The clinical trials end of things in fact went quite well and IMR won a few simple ‘bio-availability’ studies that brought some business to the hospital. We also did a private placing of twenty-five per cent of IMR shares, raising a very respectable quarter of a million pounds through Davy Stockbrokers. One would imagine that this might have calmed nerves all around but in fact it did the exact opposite. The modest success of IMR brought out the begrudgery factor in some of my co-directors in the hospital who now began to look on IMR, not as a potential saviour, but rather as a threat. There were ‘meetings’ in the car park, in the corridors and down in Manzor’s pub in Clane but I was not at any of them.

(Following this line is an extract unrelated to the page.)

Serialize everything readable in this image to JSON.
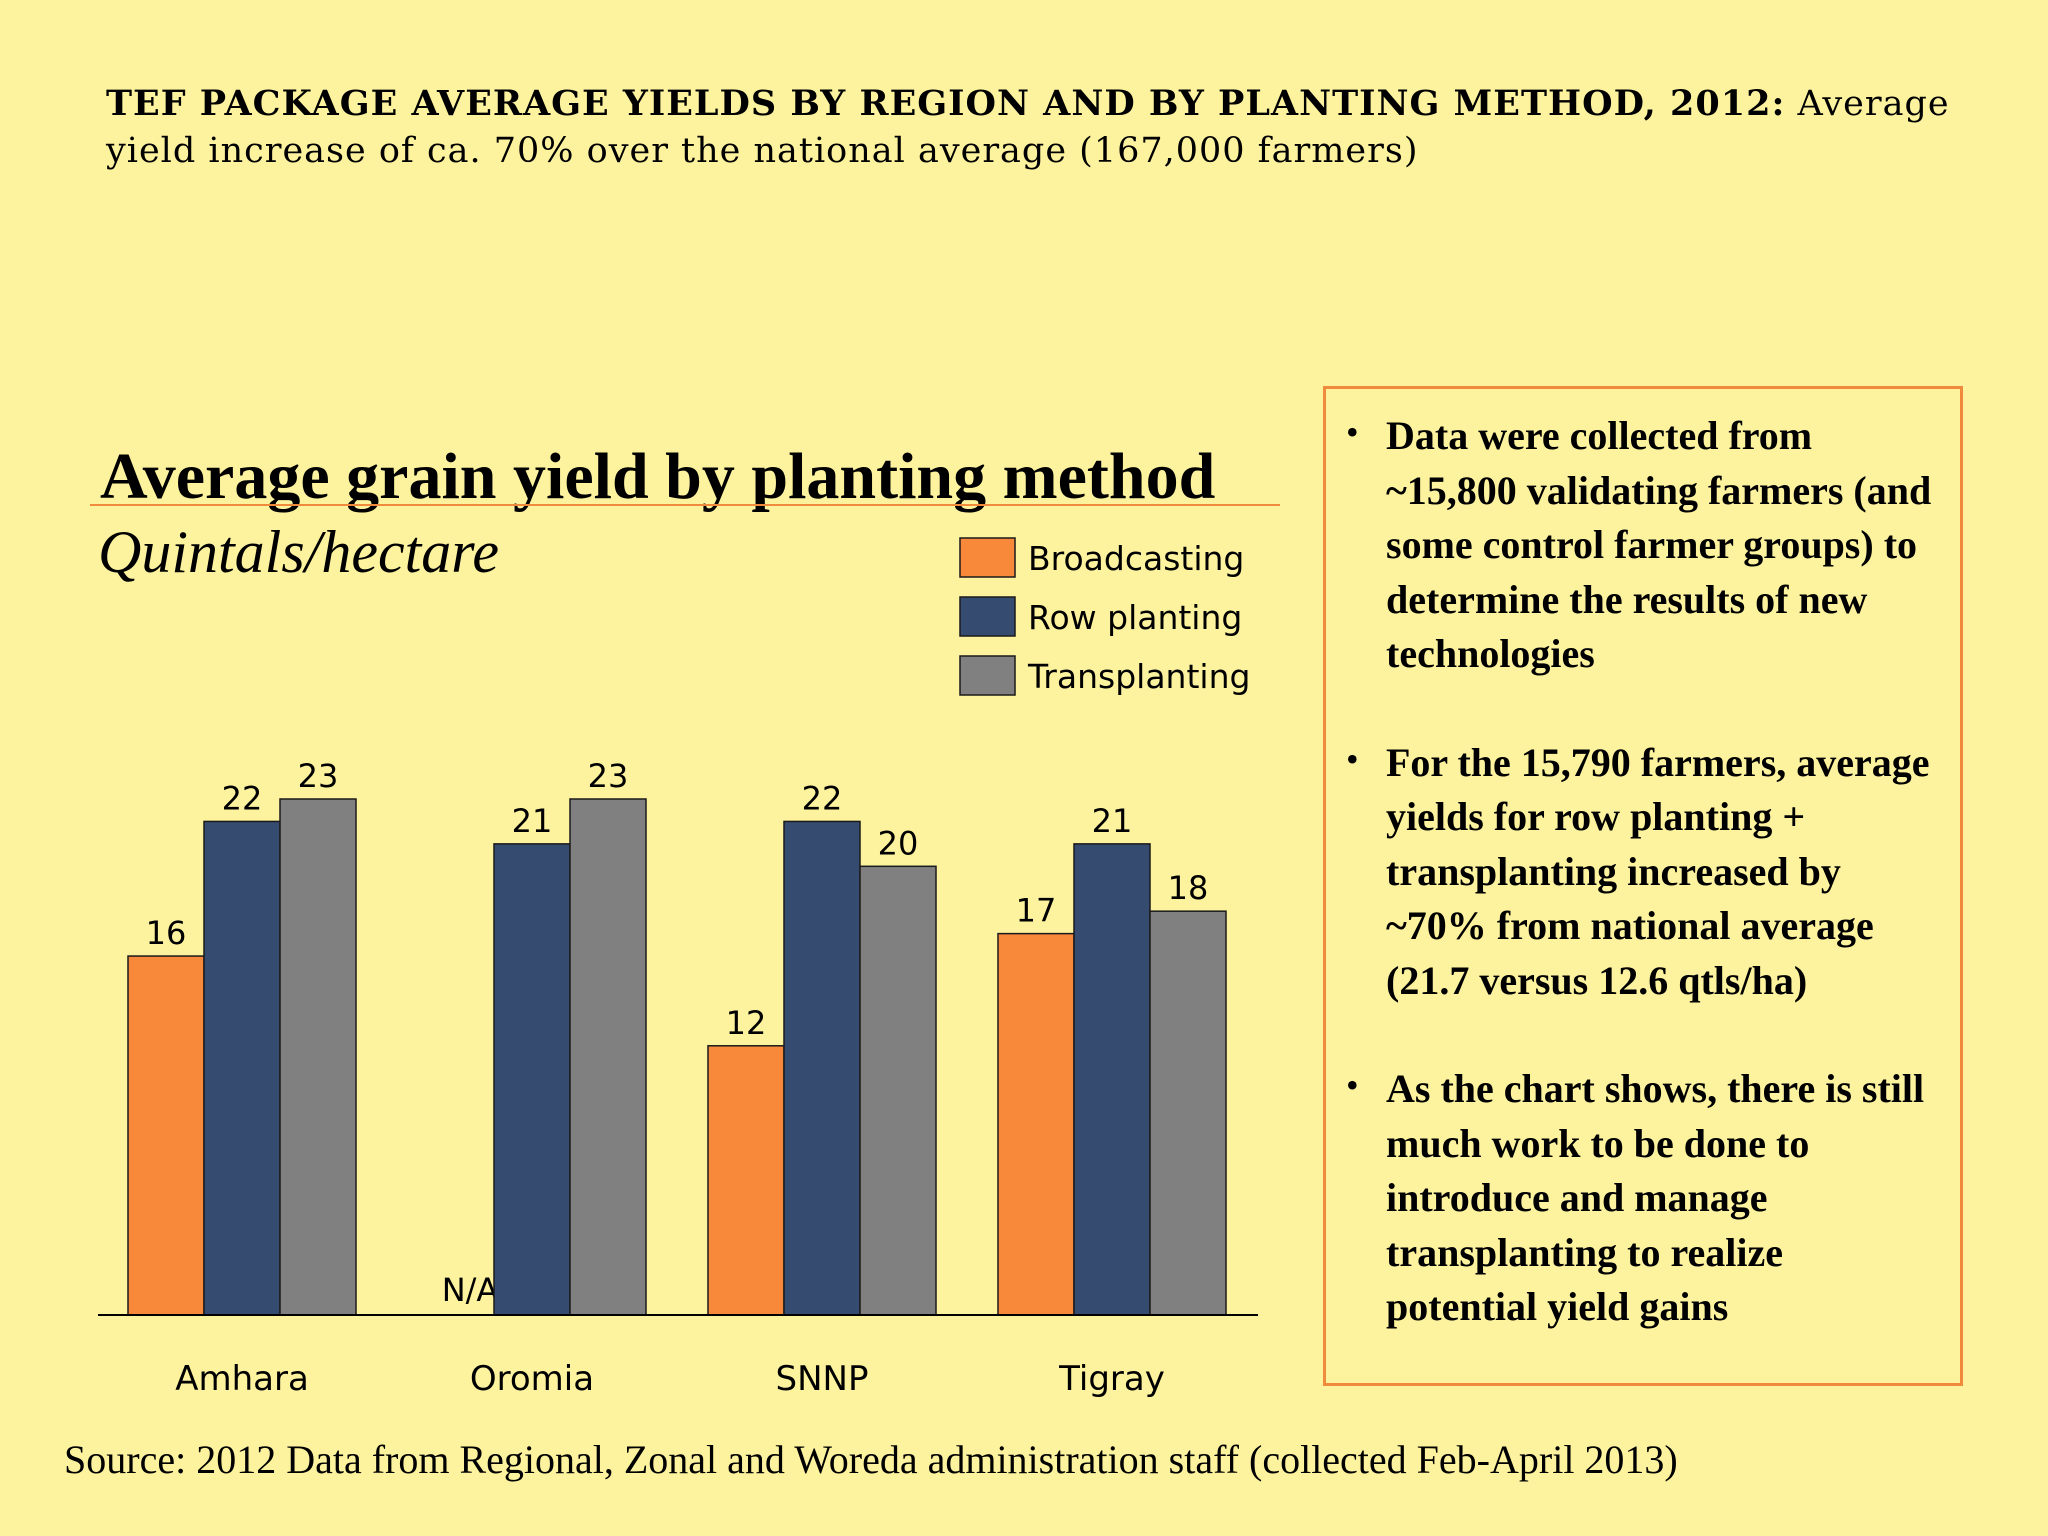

Earlier I had been relieved of my position as hospital administrator – a good move on behalf of my fellow directors because I was not particularly good at the job that, by this time, consisted mostly of batting off creditors. But soon I was to be voted off the chair of the board, something that I took to be pure vindictiveness. A little later I was forced by the board of the hospital to relocate my general practice out of the hospital altogether. These were turbulent days.